Le Tribunal administratif de Nîmes, statuant en référé, a rejeté la requête de Mme B... qui sollicitait une habilitation d'accès en zone réservée de l'aéroport de Nîmes pour exercer son emploi d'agent de propreté. La requérante invoquait l'urgence liée à un risque de perte d'emploi et à sa situation familiale. Le juge a estimé que la demande était manifestement mal fondée, faute pour la requérante d'avoir précisé le fondement juridique de son recours parmi les voies de référé prévues par le code de justice administrative (articles L. 521-1, L. 521-3 ou R. 532-1). La décision a été prise sur le fondement de l'article L. 522-3 du code de justice administrative, permettant un rejet sans instruction préalable.
Texte intégral
Vu la procédure suivante :
Par une requête, enregistrée le 19 janvier 2026, Mme A... B... demande au juge des référés son soutien dans la délivrance d’une habilitation d’accès en zone réservée de l’aéroport de Nîmes Grande Provence Méditerranée.
Elle soutient que :
l’obtention de cette habilitation provisoire d’accès est nécessaire afin qu’elle puisse continuer de travailler à l’aéroport de Nîmes Grande Provence Méditerranée pour la société « Aber Propreté », en qualité d’agent de propreté ;
la situation d’urgence est caractérisée dès lors qu’elle est susceptible de perdre son emploi, qu’elle ne peut plus effectuer d’heures supplémentaires et qu’elle vit seule avec des enfants à charge.

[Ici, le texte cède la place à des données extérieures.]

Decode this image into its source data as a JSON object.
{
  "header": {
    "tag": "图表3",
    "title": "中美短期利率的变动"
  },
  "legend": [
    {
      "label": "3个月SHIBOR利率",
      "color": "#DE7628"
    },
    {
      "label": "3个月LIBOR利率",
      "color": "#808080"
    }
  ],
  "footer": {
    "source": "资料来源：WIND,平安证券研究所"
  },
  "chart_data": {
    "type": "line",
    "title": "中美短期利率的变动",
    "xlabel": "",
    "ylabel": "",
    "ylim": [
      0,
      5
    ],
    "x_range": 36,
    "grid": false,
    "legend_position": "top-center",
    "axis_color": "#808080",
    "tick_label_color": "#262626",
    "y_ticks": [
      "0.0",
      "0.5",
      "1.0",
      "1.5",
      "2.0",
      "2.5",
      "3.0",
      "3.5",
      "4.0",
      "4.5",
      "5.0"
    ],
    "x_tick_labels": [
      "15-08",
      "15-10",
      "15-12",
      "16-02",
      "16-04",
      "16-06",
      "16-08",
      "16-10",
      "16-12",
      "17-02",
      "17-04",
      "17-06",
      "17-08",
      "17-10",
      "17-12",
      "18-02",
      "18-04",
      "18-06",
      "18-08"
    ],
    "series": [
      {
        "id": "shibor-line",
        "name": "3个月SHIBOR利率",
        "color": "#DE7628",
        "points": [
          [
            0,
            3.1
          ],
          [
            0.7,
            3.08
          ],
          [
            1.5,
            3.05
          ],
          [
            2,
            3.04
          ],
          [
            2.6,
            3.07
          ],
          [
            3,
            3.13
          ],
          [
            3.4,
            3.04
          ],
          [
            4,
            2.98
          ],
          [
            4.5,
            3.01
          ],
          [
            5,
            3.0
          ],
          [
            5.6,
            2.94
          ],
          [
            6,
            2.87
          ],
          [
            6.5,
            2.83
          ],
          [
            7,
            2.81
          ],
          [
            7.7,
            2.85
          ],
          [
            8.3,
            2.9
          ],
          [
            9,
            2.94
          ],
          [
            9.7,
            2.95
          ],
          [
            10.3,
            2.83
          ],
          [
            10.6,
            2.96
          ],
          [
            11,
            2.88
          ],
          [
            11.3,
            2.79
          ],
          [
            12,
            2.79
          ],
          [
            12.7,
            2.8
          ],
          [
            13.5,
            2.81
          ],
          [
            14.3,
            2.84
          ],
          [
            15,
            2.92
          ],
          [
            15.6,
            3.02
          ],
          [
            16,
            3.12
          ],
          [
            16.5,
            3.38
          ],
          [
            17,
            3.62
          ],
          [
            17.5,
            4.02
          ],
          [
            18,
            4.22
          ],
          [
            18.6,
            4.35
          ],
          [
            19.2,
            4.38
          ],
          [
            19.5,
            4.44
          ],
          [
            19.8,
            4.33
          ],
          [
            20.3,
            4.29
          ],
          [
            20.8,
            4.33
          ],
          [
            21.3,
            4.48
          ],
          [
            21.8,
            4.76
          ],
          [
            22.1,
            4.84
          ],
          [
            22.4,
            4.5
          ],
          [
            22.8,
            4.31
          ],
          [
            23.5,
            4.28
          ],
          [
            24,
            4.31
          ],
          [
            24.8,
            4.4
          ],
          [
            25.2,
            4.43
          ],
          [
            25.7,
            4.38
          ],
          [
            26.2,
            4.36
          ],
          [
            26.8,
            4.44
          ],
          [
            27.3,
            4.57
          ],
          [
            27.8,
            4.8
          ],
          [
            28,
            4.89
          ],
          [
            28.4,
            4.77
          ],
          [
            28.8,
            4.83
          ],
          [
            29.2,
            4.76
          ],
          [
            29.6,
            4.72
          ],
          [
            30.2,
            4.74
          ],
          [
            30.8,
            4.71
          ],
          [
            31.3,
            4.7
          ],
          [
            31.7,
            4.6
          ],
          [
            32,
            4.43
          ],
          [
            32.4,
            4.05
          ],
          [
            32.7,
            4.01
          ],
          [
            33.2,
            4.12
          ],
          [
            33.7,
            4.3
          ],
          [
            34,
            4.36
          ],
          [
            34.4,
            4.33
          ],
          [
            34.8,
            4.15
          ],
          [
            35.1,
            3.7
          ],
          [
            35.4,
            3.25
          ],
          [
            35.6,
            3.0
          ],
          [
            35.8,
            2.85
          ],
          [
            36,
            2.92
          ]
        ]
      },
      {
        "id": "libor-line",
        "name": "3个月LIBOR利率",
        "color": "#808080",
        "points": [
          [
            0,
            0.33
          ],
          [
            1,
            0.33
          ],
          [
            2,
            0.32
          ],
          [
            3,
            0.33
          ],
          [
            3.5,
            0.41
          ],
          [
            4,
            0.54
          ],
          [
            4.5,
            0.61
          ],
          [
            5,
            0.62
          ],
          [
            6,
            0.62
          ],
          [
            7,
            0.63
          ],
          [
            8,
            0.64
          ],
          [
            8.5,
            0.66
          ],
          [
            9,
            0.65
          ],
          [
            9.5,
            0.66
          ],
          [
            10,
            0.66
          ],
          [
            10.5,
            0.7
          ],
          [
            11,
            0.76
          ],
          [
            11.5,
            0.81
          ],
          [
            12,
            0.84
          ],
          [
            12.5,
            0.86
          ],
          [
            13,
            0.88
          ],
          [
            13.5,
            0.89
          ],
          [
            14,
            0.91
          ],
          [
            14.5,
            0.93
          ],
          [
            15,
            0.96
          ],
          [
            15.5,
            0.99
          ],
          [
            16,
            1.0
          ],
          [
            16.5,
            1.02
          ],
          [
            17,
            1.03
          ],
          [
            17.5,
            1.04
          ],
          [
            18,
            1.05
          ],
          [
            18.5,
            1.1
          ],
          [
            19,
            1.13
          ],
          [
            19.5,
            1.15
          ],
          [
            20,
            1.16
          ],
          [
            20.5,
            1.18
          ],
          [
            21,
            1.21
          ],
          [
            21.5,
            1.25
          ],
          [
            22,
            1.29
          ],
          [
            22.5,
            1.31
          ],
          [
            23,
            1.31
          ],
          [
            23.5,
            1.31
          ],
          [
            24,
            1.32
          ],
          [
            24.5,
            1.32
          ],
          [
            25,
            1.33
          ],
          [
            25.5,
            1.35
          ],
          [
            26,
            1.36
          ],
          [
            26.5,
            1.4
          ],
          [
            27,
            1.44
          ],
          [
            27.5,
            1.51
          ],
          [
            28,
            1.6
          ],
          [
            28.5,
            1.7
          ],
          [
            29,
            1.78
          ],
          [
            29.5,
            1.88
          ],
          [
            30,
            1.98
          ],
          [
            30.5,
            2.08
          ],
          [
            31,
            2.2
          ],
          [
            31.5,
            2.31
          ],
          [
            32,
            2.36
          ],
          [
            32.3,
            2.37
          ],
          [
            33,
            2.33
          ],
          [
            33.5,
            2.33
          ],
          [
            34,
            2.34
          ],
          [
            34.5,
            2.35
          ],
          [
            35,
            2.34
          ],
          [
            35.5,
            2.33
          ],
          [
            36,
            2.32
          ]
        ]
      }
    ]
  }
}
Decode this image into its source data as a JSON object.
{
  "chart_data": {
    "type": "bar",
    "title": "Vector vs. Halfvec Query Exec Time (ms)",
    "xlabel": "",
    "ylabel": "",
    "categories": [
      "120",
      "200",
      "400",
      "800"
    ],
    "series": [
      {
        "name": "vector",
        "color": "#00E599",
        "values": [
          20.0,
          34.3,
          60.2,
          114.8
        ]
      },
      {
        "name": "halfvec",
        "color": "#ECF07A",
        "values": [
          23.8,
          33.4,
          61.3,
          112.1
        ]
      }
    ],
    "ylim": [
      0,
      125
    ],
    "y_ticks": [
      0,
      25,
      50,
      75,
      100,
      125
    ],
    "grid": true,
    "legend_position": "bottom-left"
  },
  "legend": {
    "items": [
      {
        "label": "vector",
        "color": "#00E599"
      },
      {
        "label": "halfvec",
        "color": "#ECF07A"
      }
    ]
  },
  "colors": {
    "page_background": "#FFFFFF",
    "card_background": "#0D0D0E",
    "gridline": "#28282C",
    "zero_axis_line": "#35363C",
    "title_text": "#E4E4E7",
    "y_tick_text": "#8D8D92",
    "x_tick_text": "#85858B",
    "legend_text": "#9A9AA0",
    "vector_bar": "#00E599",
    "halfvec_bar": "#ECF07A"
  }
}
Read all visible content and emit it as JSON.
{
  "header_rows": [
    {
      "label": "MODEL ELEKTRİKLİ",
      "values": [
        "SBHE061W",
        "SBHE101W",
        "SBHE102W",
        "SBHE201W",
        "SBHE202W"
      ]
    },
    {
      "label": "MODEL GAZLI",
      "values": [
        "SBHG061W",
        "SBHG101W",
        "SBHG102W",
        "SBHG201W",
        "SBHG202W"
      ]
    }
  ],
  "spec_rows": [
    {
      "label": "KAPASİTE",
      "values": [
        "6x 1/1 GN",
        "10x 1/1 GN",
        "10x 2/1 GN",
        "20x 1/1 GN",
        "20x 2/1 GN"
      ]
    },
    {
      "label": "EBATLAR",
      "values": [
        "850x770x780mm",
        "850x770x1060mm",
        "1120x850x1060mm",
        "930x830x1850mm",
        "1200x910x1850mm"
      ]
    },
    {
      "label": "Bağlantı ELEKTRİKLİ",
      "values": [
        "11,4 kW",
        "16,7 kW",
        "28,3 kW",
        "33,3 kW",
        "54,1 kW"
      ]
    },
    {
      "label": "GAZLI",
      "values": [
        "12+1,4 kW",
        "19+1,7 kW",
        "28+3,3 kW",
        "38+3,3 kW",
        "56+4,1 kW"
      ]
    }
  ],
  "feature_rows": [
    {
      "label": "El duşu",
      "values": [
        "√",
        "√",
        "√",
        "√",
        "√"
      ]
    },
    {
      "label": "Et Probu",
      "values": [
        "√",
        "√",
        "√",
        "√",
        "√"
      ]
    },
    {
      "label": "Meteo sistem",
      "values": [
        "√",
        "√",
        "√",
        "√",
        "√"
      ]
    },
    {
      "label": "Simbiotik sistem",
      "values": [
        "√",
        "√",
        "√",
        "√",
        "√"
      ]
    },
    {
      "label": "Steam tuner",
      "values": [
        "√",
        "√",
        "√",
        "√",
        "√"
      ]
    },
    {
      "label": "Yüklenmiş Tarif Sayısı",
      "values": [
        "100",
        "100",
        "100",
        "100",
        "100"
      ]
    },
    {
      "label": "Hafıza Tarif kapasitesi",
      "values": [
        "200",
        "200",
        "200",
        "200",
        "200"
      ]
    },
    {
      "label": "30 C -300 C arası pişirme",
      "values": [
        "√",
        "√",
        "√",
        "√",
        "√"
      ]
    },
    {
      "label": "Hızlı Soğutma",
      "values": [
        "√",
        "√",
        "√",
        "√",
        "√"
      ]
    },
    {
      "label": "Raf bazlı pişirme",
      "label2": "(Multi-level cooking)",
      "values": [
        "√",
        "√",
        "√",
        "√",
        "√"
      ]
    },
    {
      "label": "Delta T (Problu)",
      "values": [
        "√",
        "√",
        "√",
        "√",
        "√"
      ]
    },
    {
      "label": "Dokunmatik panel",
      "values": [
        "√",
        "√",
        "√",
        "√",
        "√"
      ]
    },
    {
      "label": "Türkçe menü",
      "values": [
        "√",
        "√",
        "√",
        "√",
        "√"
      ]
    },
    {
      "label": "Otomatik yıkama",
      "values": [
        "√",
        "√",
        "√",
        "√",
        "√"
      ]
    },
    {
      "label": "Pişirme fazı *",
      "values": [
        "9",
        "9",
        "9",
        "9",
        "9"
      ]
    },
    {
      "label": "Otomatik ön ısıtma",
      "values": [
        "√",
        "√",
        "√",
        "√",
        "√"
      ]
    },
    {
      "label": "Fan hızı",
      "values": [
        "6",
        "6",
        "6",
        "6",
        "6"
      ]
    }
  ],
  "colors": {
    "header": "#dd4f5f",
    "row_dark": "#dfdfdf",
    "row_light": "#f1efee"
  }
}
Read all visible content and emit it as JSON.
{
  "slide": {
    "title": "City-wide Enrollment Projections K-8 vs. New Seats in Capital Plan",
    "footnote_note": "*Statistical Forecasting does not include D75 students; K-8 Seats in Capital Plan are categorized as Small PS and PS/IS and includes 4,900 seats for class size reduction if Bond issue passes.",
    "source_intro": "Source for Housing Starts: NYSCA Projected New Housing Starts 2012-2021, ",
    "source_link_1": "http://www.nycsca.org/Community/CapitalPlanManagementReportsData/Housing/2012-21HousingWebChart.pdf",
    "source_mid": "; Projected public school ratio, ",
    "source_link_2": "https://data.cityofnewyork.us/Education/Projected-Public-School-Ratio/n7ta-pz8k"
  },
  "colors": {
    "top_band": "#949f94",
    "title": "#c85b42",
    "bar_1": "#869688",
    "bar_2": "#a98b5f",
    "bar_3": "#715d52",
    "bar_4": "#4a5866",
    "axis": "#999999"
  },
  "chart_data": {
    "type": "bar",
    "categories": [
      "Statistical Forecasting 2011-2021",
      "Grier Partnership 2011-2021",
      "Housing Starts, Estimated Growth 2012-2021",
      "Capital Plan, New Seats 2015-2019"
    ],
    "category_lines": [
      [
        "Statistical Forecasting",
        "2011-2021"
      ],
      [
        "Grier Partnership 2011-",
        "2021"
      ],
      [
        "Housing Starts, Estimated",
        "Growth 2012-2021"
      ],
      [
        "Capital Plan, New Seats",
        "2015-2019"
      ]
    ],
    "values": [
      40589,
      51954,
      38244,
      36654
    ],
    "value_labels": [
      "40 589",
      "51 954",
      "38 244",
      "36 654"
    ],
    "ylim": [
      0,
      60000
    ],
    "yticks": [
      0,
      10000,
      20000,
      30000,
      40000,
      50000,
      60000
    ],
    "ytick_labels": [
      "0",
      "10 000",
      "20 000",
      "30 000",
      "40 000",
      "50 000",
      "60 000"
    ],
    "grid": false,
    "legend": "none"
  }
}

Vu les autres pièces du dossier.
Vu le code de justice administrative.
Le président du tribunal a désigné M. Peretti, vice-président, pour statuer sur les demandes de référé.
Considérant ce qui suit :
Aux termes de l’article L. 522-3 du code de justice administrative : « Lorsque la demande ne présente pas un caractère d'urgence ou lorsqu'il apparaît manifeste, au vu de la demande, que celle-ci ne relève pas de la compétence de la juridiction administrative, qu'elle est irrecevable ou qu'elle est mal fondée, le juge des référés peut la rejeter par une ordonnance motivée sans qu'il y ait lieu d'appliquer les deux premiers alinéas de l'article L. 522-1 ».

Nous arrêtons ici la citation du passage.